Can one argue as follows?:
If $x \in \mathrm{ker}(vu)$ then either $x \in \mathrm{ker}(u)$ or $u(x) \in \mathrm{ker}(v)$. Hence $$ \mathrm{dim}(\mathrm{ker(vu)}) \le \mathrm{dim}(\mathrm{ker(u)}) + \mathrm{dim}(\mathrm{ker(v)})$$
It seems to be intuitively clear but since I don't have a formal proof for the $\le$ above I am skeptical.
I'll prove slightly more
Consider commutative diagramm $$ \require{AMScd} \begin{CD} 0 @>>> X @>(\begin{smallmatrix} 1_X\\ u\end{smallmatrix})>> X\oplus Y @>\begin{pmatrix} -u\; 1_Y\end{pmatrix}>> Y @>>> 0\\ @. @VVuV @VVvu\oplus 1_YV @VVvV @.\\ 0 @>>> Y @>>(\begin{smallmatrix} v\\ 1_Y\end{smallmatrix})> Z\oplus Y @>>\begin{pmatrix} -1_Z\; v\end{pmatrix}> Z @>>> 0\\ \end{CD} $$ then by snake lemma we have the following exact sequence $$ 0\to\operatorname{ker}(u)\to\operatorname{ker}(vu)\to\operatorname{ker}(v)\to\operatorname{coker}(u)\to\operatorname{coker}(vu)\to\operatorname{coker}(v)\to 0 \tag{1} $$ Since $\operatorname{ker}(u)$, $\operatorname{coker}(u)$, $\operatorname{ker}(v)$, $\operatorname{coker}(v)$ are finite dimensional and the sequence $(1)$ is exact then $\operatorname{ker}(vu)$ and $\operatorname{coker}(vu)$ are finite dimensional too.
From rank nullity theorem it easily follows that for any exact sequence of finite dimensional vector spaces $$ 0\to V_0\to V_1\to\ldots\to V_{n-1}\to V_n\to 0 $$ holds $$ \sum_{i=0}^n (-1)^i \operatorname{dim}(V_i)=0 $$ Applying this theorem to $(1)$ we get $$ \operatorname{dim}\operatorname{ker}(u)- \operatorname{dim}\operatorname{ker}(vu)+ \operatorname{dim}\operatorname{ker}(v)- \operatorname{dim}\operatorname{coker}(u)+ \operatorname{dim}\operatorname{coker}(vu)- \operatorname{dim}\operatorname{coker}(v)=0 $$ Recall the definition of index $$ \operatorname{ind}(w)=\operatorname{dim}\operatorname{ker}(w)-\operatorname{dim}\operatorname{coker}(w) $$ to get $$ \operatorname{ind}(v)+\operatorname{ind}(u)-\operatorname{ind}(vu)=0 $$ The last is well known index theorem for Fredholm operators.
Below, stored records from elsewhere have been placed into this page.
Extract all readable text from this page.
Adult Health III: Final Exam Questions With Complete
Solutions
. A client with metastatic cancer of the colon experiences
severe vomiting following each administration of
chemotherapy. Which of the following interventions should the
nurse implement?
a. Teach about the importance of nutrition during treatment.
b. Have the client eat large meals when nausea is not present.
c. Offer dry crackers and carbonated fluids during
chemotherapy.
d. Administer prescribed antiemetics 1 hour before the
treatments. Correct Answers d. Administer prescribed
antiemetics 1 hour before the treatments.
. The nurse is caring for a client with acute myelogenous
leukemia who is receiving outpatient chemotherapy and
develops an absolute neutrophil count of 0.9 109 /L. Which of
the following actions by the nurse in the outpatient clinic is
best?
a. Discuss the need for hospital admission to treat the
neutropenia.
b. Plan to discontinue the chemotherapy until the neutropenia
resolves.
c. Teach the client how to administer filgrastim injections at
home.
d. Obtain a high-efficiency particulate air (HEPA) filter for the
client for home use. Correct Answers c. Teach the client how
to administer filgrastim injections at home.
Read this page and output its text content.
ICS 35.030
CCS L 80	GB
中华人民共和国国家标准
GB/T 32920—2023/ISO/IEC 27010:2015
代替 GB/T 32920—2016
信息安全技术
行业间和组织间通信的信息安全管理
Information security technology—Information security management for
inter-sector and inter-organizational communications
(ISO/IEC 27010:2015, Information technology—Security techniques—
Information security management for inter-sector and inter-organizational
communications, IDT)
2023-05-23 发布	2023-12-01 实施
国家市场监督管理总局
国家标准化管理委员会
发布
While my question is still open and I'm still wondering whether I can argue as I did in my question I came up with another way of proving it:
Note that $$0 \to \mathrm{ker}(u) \xrightarrow{i} \mathrm{ker}(vu) \xrightarrow{u}\mathrm{ker}(v) \cap u(X) \xrightarrow{v}0$$
is a short exact sequence such that $i$ has a one sided inverse. Hence by the splitting lemma $$ \mathrm{ker}(vu) = \mathrm{ker}(u) \oplus \mathrm{ker}(v) \cap u(X)$$
hence $\mathrm{ker}(vu) $ is finite dimensional.